Grupo Prisa is “the world’s largest Spanish-language media group,” said The Economist (September 30). “Prisa will now be able to concentrate on its operations, which include plans to grow its education-publishing business in Brazil and Mexico. It is also eyeing the fast-growing Hispanic media-market in America, so may start challenging the dominance of Univision and Telemundo, the two biggest Spanish-language networks.”

“Better 30% of something than 70% of nothing, to put it brutally,” said Grupo Prisa CEO Juan Luis Cebrián. Cebrián, a co-founder, said he’d stay on as CEO for three years. The Polanco family that founded the media company is giving up its controlling stake. Grupo Prisa is sitting on about €4 billion in debt, made rough by several years of tough economic times in Spain.

“I don't speak Spanish,” said Berggruen, quoted by The Guardian (October 5). “When I owned Media Capital I had no editorial voice whatsoever. At the same time, I wouldn't want to invest in a bad editorial voice.”

“In this challenging media environment,” he continued, “the dominant publications will actually do quite well. Over the next few years, there will be survivors, and they will survive at the expense of the smaller competitors.”

While most of the ink given to the billionaire’s investment centered on the sagging fortunes of el Pais, Groupo Prisa owns radio and television channels in Spain, Portugal, Chile, Argentina and Columbia and a news network in Mexico with Televisa. Media Capital is the Portuguese media company sold to Grupo Prisa by Berggruen and Franklin.

“Prisa makes money,” said Sr. Cebrián at the annual shareholders meeting (June 30), “and has continued to make money during these difficult years in all its business units. Its companies are generating significant turnover, and the strength of its activities and the strength of the markets in which it operates are our best guarantee of solvency.”

“Brazil and the US (are) the Group's priority markets for growth in the areas of radio and education, as well as an area of growth for audiovisual production operations,” said a company statement after the annual meeting.

“We can be the News Corporation of the Hispanic world,” said Franklin, quoted by The Guardian (October 6). “Linguistic markets count with globalization and we are fortunate to operate in two sister languages: Spanish and Portuguese."

The same day the Grupo Prisa deal was announced Mexican television giant Grupo Televisa took a 5% stake in American Spanish language network Univision for US$1.2 billion. Televisia is a huge producer of Spanish language programming, distributed widely in Latin America. The shares and debt can be converted to as much as 40% of Univision’s stock, notwithstanding a little problem with US law preventing foreign ownership exceeding 25%.

Univision is sitting on US$10 billion in debt from the leveraged buy-out in 2006 by Haim Saban from several venture capital firms.

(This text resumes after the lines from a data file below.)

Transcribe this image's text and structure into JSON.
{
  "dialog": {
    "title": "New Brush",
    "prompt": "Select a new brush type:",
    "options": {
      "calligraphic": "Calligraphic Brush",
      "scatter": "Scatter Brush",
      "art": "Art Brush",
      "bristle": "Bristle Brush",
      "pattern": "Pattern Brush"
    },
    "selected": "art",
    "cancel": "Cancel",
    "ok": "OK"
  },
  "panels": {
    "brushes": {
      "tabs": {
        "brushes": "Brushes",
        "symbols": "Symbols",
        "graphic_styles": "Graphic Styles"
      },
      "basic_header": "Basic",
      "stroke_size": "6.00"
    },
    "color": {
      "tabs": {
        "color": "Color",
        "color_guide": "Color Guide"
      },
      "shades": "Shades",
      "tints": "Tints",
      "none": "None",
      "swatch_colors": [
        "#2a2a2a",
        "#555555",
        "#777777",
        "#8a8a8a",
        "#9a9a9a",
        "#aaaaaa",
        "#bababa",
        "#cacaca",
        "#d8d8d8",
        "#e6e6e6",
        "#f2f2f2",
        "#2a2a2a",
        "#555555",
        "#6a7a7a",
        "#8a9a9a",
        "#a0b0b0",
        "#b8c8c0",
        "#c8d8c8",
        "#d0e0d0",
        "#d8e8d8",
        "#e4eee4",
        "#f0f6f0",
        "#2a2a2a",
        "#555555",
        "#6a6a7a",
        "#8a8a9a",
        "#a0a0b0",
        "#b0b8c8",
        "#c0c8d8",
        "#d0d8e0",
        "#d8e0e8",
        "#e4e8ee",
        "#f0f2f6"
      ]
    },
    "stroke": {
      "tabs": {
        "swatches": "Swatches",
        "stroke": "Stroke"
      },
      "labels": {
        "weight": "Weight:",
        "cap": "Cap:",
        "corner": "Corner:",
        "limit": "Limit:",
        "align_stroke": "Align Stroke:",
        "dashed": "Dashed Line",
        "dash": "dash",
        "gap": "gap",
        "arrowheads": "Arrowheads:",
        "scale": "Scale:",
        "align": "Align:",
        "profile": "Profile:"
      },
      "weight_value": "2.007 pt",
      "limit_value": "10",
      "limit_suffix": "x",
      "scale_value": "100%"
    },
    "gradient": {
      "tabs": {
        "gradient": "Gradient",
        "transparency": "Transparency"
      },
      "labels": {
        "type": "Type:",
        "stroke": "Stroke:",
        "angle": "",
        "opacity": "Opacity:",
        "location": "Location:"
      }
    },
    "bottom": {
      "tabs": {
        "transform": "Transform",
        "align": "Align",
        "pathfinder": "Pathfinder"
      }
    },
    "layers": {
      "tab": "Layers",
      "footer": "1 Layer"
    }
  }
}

Televisia’s initial 5% stake includes its TuTV pay-TV channel operating in the US with Televisia programming. Univision’s content deal with television, including Mexican football, will be extended until 2020.

Mr. Saban famously sold ProSiebenSat.1 Media to private equity firms KKR and Permira for €5.8 billion in 2006.

These may be the big television deals of the week but another underscores interest in Spanish and Latin American television. Time Warner, which has global holdings including Latin America, purchased Chilevision SA (October 7) from an investment company owned by Chile’s president, Sebastian Pinera. During the recent election campaign Pinera promised to sell certain assets if elected, which he was in January. The reported price-tag is US$140 million.

“Our presence will not change the editorial line of Chilevisión,” said Time Warner Latin America president Juan Carlos Urdaneta, quoted by Terra.cl (October 8). “We liked the channel for everything it does, its people, its projects and we are not going to change.”